True trauma-informed care involves more than obtaining consent and being gentle. Evidence-based, it integrates understandings of trauma and retraumatization, into the system of policies, procedures, and practices surrounding maternal health care. For the successful integration of trauma-informed approaches, OB/GYNs, as well as other maternal health care providers, must understand the inherent vulnerability labor and birth asks of a birthing person and how it can retraumatize those experiencing it. The combination of "pressure and pain" in, "increased attention" to, and "numerous procedures" involving an individual's genital region during the perinatal period can be re-triggering for a birthing person who has existing bodily trauma in that area. Additionally, the ingrained power imbalance between a care provider—a trusted authority figure, either known or unknown—and a patient, can further exacerbate that retriggering or alone can trigger a birthing person. Even when trauma-informed approaches are applied universally, there remains a need for providers to be able to recognize and respond appropriately to different trauma responses. Equipping providers with these additional skills embed further safeguards into care practices in the event a patient still becomes triggered during their antenatal experience. Through the use of trauma-informed approaches, like active consent and other competencies that reduce harm throughout procedures, providers can resist causing or perpetuating further trauma and create an environment within medical care that transmits safety, transparency, trust, collaboration, empowerment, humility, and responsiveness between patients and their care providers.
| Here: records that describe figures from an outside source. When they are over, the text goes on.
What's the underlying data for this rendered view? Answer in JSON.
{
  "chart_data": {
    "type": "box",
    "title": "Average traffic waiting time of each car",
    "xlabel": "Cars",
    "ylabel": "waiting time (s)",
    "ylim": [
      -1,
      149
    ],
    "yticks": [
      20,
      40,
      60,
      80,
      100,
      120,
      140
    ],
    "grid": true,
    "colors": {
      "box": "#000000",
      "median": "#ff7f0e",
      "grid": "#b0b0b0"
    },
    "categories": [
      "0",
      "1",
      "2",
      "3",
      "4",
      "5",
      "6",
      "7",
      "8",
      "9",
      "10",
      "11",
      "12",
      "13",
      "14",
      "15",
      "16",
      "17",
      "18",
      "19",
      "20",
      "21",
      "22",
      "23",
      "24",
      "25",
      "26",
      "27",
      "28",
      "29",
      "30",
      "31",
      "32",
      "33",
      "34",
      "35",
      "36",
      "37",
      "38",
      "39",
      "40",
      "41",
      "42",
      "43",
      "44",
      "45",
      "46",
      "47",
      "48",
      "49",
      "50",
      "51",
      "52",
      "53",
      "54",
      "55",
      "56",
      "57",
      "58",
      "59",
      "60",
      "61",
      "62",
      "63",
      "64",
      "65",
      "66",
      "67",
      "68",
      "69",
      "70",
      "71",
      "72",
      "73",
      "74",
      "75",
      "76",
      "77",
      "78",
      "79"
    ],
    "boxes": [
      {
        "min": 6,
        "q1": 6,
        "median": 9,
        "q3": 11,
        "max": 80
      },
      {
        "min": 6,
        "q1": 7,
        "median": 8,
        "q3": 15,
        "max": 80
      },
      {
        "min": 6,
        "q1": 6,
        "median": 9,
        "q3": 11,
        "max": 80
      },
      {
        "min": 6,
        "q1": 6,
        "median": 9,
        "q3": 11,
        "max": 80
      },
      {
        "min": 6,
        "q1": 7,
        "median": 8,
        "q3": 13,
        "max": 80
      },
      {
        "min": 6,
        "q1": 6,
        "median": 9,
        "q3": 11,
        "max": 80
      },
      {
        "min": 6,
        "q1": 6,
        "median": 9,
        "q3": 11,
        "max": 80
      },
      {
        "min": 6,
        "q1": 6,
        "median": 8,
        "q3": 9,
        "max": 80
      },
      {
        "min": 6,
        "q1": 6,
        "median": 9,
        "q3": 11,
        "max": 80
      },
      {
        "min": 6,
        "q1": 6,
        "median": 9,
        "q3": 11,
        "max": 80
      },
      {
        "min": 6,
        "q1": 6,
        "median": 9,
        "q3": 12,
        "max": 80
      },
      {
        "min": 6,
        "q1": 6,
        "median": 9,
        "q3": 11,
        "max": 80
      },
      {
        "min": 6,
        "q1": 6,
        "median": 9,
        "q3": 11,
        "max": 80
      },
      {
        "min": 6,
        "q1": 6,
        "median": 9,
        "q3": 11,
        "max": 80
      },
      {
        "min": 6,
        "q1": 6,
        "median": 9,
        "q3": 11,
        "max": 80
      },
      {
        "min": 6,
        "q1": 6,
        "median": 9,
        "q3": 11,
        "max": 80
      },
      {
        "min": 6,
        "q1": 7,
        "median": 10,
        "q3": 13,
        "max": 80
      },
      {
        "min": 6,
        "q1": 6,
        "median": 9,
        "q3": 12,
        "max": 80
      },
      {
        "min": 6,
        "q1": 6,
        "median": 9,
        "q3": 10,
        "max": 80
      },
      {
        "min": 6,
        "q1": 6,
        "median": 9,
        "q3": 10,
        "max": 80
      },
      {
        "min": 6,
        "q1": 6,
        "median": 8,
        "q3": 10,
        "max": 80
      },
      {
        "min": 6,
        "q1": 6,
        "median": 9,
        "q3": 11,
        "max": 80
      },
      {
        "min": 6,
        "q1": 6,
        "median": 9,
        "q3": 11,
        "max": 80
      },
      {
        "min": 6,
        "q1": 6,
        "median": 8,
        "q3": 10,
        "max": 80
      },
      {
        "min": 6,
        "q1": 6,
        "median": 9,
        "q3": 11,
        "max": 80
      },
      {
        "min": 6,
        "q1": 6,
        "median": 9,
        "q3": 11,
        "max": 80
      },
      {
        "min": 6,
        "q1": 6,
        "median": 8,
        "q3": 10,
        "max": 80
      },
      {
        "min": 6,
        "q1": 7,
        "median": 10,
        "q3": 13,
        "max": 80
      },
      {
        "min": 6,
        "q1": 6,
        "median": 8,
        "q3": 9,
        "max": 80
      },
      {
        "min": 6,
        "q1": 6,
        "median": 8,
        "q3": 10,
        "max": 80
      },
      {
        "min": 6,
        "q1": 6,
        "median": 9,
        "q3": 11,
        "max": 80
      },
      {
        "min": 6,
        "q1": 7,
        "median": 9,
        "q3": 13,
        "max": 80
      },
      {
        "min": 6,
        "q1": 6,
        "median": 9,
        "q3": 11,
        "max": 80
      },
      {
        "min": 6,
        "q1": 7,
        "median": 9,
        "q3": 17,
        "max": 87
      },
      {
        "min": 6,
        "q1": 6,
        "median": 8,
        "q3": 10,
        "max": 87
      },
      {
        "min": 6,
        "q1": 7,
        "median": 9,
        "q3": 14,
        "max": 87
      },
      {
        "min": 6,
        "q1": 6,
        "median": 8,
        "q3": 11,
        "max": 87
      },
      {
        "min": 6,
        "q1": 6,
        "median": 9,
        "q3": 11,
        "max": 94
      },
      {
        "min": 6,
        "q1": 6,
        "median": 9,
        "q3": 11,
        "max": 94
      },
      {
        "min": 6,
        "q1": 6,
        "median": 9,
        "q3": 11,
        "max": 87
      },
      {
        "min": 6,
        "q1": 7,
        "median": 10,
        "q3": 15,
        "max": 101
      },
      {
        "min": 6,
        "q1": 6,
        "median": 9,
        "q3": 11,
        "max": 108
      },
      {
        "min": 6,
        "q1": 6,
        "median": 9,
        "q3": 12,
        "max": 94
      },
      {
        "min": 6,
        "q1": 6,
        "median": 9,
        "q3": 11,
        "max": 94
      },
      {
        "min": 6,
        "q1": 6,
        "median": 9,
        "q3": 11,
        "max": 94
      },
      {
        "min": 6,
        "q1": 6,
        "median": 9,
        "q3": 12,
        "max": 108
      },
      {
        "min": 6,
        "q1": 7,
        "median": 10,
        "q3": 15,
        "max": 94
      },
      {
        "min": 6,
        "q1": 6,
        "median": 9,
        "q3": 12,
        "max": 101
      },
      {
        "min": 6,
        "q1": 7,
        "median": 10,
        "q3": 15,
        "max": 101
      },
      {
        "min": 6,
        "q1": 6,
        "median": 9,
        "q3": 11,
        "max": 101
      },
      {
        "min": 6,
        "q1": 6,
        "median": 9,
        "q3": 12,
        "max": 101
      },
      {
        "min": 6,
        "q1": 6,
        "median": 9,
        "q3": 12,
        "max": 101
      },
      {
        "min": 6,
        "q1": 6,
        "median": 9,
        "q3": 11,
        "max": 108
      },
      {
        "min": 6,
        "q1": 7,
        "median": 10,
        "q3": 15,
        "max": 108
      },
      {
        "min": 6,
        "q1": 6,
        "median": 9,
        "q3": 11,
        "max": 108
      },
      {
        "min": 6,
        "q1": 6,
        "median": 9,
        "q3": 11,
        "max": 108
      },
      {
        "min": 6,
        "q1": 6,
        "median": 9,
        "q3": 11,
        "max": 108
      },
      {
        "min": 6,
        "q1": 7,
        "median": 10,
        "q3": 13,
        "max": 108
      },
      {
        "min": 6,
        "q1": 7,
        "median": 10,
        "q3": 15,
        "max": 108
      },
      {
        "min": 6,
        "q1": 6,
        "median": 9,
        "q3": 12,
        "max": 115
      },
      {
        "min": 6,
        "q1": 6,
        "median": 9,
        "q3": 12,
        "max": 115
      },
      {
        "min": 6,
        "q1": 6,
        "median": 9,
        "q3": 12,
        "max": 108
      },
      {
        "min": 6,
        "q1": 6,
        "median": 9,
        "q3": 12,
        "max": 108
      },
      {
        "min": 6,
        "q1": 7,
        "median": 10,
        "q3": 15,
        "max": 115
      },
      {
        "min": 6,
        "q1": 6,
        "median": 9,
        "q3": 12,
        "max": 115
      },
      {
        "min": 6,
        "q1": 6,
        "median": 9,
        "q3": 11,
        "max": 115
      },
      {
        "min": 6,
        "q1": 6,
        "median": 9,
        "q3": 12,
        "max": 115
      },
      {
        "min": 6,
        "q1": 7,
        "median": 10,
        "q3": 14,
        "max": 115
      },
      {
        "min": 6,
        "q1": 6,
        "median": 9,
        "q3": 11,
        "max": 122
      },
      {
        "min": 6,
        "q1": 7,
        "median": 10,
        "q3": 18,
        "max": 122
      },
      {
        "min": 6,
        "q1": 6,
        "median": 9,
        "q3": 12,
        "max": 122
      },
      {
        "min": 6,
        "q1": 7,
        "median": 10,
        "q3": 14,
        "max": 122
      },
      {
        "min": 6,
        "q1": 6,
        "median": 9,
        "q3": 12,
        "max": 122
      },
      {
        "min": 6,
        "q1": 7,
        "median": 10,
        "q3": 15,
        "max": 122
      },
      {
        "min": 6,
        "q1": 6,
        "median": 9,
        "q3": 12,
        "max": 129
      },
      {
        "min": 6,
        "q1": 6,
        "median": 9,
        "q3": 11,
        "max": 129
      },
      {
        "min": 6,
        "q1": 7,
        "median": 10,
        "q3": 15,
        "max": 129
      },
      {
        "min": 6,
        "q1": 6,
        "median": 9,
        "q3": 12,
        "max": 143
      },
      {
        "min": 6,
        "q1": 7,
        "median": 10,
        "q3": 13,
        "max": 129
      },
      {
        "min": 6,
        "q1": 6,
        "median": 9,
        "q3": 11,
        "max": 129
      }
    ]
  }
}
The Accreditation Council for Graduate Medical Education (ACGME) must incorporate comprehensive trauma-informed care into all required curricula for maternal health care training. Additionally, ACOG's Council on Resident Education in Obstetrics and Gynecology (CREOG) should require and test affiliated OB/GYNs on trauma-informed maternal health care practice to ensure that these approaches are synonymous with provided care and are being implemented universally. Together, ACGME and ACOG need to apply pressure on state licensure boards to require continuing education courses directed at the universal integration of trauma-informed care for licensing and membership, which would ensure that providers who have already completed their initial medical school education are also reached and accounted for.

Initially, the integration of trauma-informed approaches into maternal health education requirements and standards of care may be expensive; however, the long-term benefits of this care approach would decrease retraumatization among birthing people and consequently, decrease the expense of post-traumatic care therapies following their birth, as well as reduce costs of treatment for trauma-related physical adverse health outcomes. Since there are already maternal health education requirements and care guidelines, this adjustment could easily be integrated through existing structures.

The absence of universal trauma-informed care causes and perpetuates trauma among birthing persons. Therefore, the integration of trauma-informed maternal health care into medical school training, testing, and continuing education presents an opportunity to eradicate unnecessary suffering, and instead create an environment of care where birthing persons feel respected and empowered through their pregnancy, labor, birth, and postpartum. This expansion of care will improve maternal mental and physical health outcomes in all persons but will be especially impactful in reducing a cycle of trauma among those who are the most disenfranchised.

Lena Perenchio is a first-year MPH student in the Heilbrunn Department of Population and Family Health.